Thanks to the Linux Foundation and groups such as the EFF, Free SSL certificates are now available and are easy to issue and deploy on your websites. The catch is that they’re only valid for 90 days, but utilities exist to manage and renew the certificates for you. If you don’t use SSL on your website, I encourage you to check out the Let’s Encrypt and Certbot websites for more information.
When I went to my site this afternoon, it showed an error stating my SSL certificate had expired. I recently (90 days ago) configured Certbot (https://certbot.eff.org/) through a cron-job to renew my certificates regularly so they don’t expire. But they did!
In case anybody else comes up with this issue, I’ve explained why it happened and my solution below.

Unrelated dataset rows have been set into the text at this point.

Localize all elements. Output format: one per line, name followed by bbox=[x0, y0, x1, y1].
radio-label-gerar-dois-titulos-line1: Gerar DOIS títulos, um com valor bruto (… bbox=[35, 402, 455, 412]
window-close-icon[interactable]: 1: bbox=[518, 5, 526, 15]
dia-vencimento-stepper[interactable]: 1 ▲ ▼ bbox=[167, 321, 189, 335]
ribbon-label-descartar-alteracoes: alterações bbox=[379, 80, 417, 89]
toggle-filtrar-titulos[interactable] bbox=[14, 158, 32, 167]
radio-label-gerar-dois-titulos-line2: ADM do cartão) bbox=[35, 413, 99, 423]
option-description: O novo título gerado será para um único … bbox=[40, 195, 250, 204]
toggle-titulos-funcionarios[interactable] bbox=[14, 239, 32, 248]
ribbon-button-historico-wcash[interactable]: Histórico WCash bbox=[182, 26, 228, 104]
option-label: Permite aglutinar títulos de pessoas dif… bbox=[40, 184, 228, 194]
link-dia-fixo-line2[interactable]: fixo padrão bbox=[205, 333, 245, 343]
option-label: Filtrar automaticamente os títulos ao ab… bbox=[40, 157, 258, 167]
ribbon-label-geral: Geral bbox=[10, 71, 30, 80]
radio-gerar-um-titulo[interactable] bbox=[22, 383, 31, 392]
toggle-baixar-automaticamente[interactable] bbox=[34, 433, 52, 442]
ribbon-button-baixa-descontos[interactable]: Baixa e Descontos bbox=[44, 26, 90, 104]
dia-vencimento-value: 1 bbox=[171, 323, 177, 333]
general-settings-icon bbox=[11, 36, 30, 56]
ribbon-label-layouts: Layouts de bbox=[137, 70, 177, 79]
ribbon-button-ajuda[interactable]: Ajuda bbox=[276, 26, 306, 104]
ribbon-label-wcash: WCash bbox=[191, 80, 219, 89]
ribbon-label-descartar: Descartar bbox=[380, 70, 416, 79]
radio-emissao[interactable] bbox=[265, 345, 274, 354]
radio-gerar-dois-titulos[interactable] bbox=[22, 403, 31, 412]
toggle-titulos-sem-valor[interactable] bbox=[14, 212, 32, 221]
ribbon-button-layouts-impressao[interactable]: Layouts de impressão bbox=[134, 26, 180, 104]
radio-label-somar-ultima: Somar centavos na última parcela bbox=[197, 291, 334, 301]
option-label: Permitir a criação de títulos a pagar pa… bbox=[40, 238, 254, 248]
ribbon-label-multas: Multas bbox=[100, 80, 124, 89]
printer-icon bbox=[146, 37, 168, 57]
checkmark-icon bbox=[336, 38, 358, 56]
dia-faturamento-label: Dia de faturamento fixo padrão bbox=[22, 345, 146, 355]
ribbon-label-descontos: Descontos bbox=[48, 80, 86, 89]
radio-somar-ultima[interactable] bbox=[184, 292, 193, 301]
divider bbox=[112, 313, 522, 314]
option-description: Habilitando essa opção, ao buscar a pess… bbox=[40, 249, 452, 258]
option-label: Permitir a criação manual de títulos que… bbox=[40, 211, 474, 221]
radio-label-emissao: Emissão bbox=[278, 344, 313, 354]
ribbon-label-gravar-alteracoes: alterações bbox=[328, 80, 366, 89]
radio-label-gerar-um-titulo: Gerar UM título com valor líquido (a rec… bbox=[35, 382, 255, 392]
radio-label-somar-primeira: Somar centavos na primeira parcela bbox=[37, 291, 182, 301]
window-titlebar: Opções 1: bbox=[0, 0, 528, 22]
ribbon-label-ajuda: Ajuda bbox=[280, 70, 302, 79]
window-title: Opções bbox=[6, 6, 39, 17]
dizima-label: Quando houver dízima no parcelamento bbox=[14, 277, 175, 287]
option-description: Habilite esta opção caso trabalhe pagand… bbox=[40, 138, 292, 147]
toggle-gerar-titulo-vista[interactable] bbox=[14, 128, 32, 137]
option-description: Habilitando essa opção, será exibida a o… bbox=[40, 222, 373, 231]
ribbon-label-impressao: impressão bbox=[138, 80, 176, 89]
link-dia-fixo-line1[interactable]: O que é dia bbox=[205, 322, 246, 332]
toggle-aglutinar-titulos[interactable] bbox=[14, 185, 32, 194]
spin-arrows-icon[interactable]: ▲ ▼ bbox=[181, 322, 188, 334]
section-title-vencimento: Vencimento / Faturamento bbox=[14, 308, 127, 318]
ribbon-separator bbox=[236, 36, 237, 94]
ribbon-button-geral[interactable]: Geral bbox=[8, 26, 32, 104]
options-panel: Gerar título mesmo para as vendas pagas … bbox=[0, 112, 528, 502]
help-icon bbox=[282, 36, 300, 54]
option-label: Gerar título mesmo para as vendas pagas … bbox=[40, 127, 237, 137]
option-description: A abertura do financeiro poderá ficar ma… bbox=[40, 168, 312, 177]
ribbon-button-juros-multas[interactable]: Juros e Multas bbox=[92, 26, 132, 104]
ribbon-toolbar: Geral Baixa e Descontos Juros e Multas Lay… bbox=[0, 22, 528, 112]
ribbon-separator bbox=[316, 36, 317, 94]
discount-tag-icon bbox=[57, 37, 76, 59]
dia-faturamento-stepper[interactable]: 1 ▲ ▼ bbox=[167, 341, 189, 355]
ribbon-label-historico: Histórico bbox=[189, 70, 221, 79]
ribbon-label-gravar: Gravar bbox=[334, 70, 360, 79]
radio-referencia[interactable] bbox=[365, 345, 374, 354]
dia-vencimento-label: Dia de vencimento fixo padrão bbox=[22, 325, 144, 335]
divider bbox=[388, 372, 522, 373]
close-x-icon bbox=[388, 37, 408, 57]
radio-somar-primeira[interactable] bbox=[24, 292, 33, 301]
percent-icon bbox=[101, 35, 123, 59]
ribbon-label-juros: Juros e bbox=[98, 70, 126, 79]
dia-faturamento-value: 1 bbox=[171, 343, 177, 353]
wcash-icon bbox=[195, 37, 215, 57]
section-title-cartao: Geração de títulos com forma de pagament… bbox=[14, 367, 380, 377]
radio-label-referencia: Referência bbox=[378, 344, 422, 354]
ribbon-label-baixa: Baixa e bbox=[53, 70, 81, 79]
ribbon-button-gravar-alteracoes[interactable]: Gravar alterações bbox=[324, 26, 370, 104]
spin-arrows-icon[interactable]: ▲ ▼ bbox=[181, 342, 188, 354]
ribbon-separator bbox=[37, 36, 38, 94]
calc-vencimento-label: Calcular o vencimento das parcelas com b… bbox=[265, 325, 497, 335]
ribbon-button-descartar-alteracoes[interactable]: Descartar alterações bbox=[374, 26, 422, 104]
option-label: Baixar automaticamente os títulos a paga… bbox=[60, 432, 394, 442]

Running Certbot’s renew command from a bash shell looked as follows:
server:~$ sudo certbot renew Saving debug log to /var/log/letsencrypt/letsencrypt.log ------------------------------------------------------------------------------- Processing /etc/letsencrypt/renewal/jaypoc.com.conf ------------------------------------------------------------------------------- Cert not yet due for renewal The following certs are not due for renewal yet: /etc/letsencrypt/live/jaypoc.com/fullchain.pem (skipped) No renewals were attempted. server:~$
After some investigating, I found out that Certbot had actually successfully renewed my certificates, but my web server (Nginx) was still serving the old certificate. A simple reload of the web server and my site began serving up the valid certificate. I don’t know if Apache or other web servers would automatically detect the change and serve up the correct SSL certificate file, but if not, make sure they’re configured to refresh them upon change.